Treating the Skin: A Psychological and Dermatological Crossroads

The potential psychological impact of having a visible skin condition, like vascular lesions, spider telangiectasia and  rosacea, is not life threatening, but it is much more than just skin deep. Psychodermatology, a new medical discipline, has been developed specifically to address the cause and effect relationship between mind and skin.

Studies by the American Academy of Dermatology, as well as other leading groups in the field, have revealed the following:

  • Depression is a frequent side effect for patients dealing with chronic skin disorders.
  • A study pertaining to psoriasis revealed American adults with psoriasis have suicidal thoughts at three times the rate of the general population.
  • 26% of adults with moderate to severe psoriasis have changed or discontinued parts of their normal daily activities.
  • Unemployment rates are higher among adults with acne problems.
  • Two out of five children with skin disorders also suffer from some sort of psychosocial impairment.

Interestingly, no correlation was found between the severity of the patient’s condition to the severity of their psychological distress. A person with only a mild case of rosacea may develop severe psychological distress or almost none at all, and vice versa. Each degree of treatment success also saw its own wide array  psychological symptom abatement. If a patient’s skin responded well to treatment, the patient would also respond well psychologically. Greatest life satisfaction, however, was achieved by patients who were able to accept that some symptoms might remain or recur regardless of the success of their treatment.

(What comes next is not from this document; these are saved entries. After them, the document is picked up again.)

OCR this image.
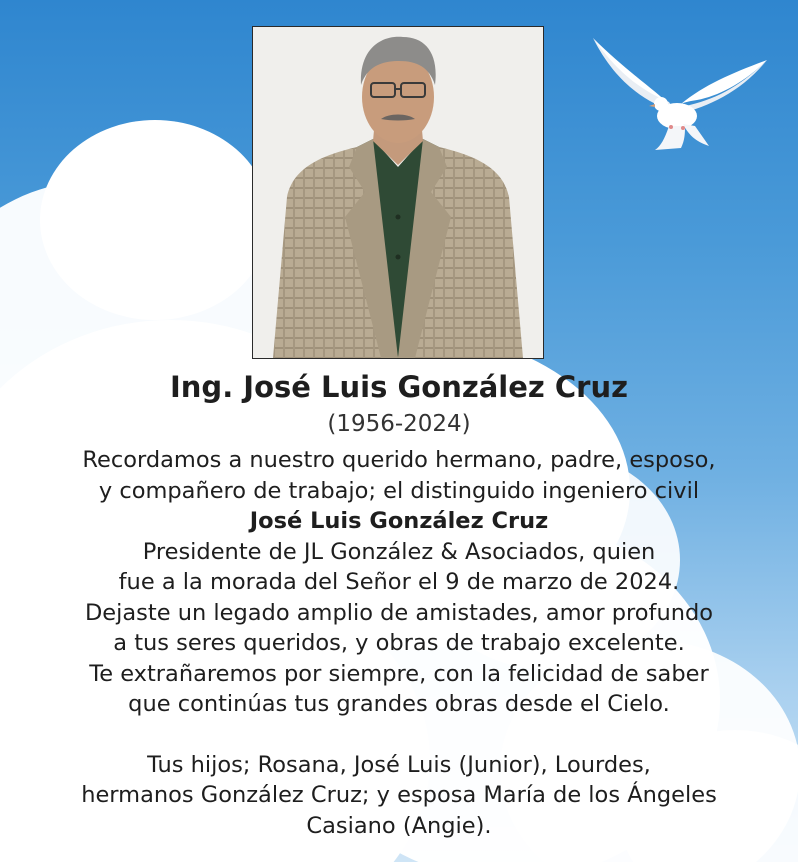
Ing. José Luis González Cruz
(1956-2024)
Recordamos a nuestro querido hermano, padre, esposo,
y compañero de trabajo; el distinguido ingeniero civil
José Luis González Cruz
Presidente de JL González & Asociados, quien
fue a la morada del Señor el 9 de marzo de 2024.
Dejaste un legado amplio de amistades, amor profundo
a tus seres queridos, y obras de trabajo excelente.
Te extrañaremos por siempre, con la felicidad de saber
que continúas tus grandes obras desde el Cielo.
Tus hijos; Rosana, José Luis (Junior), Lourdes,
hermanos González Cruz; y esposa María de los Ángeles
Casiano (Angie).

Treatment of a patient’s physical symptoms may be only half of the battle, but that battle is getting easier to fight every day. Intense pulsed light therapy is one example of an effective, non-invasive, non-ablative skin treatment which often gets results with almost no patient downtime and greatly reduced risk of side effects.

The other half of the battle engages the psychological effects of a patient’s physical symptoms.

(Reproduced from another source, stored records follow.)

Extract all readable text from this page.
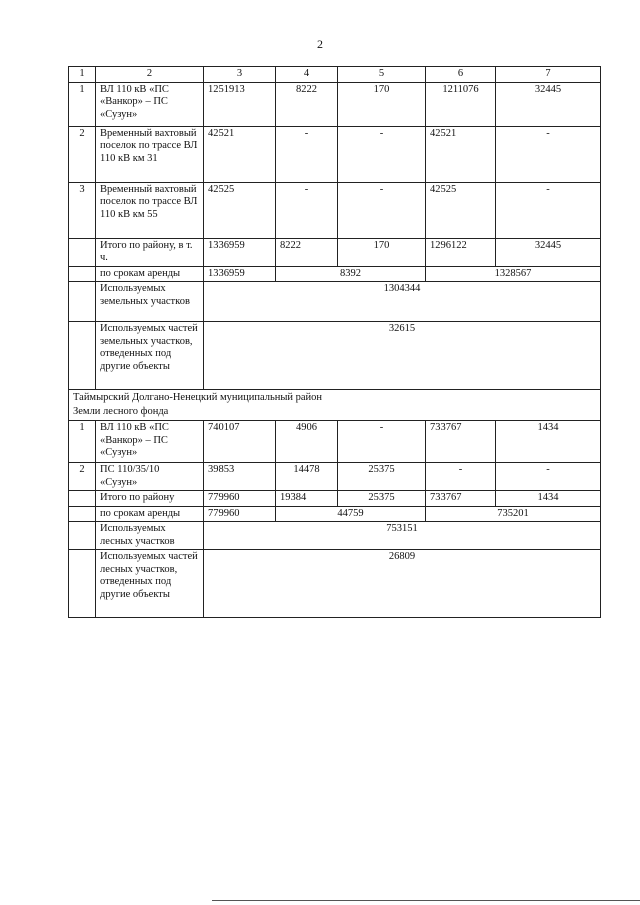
2
1	2	3	4	5	6	7
1	ВЛ 110 кВ «ПС «Ванкор» – ПС «Сузун»	1251913	8222	170	1211076	32445
2	Временный вахтовый поселок по трассе ВЛ 110 кВ км 31	42521	-	-	42521	-
3	Временный вахтовый поселок по трассе ВЛ 110 кВ км 55	42525	-	-	42525	-
	Итого по району, в т. ч.	1336959	8222	170	1296122	32445
	по срокам аренды	1336959	8392		1328567	
	Используемых земельных участков	1304344				
	Используемых частей земельных участков, отведенных под другие объекты	32615				

Таймырский Долгано-Ненецкий муниципальный район
Земли лесного фонда						

1	ВЛ 110 кВ «ПС «Ванкор» – ПС «Сузун»	740107	4906	-	733767	1434
2	ПС 110/35/10 «Сузун»	39853	14478	25375	-	-
	Итого по району	779960	19384	25375	733767	1434
	по срокам аренды	779960	44759		735201	
	Используемых лесных участков	753151				
	Используемых частей лесных участков, отведенных под другие объекты	26809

Psychodermatology isn’t as established in the United States as it is in Europe, where some countries have been at the forefront of this treatment for quite some time. In the United Kingdom, initiatives like YP Face IT (which stands for “Young People, Face It”) have launched as an online outlet and education forum for young people who may have an unusual appearance.

According to the ‘About’ section of their website, These conditions range from any of the following:

  • Skin conditions like, vitiligo, ichthyosis, eczema, acne, psoriasis, neurofibromatosis or epidermolysis bullosa.
  • Scarring from accidents, burns or surgery.
  • Medical treatments such as chemotherapy or radiotherapy.
  • Conditions from birth, for example birthmarks, cleft lip or other craniofacial conditions.

The organization offers a seven-week program designed to teach kids coping strategies and social skills, while also providing a support group of others who are experiencing the same struggles.

YP Face IT is still being evaluated for effectiveness, but preliminary results suggest the program improves assertiveness and social skills and decreases social anxiety.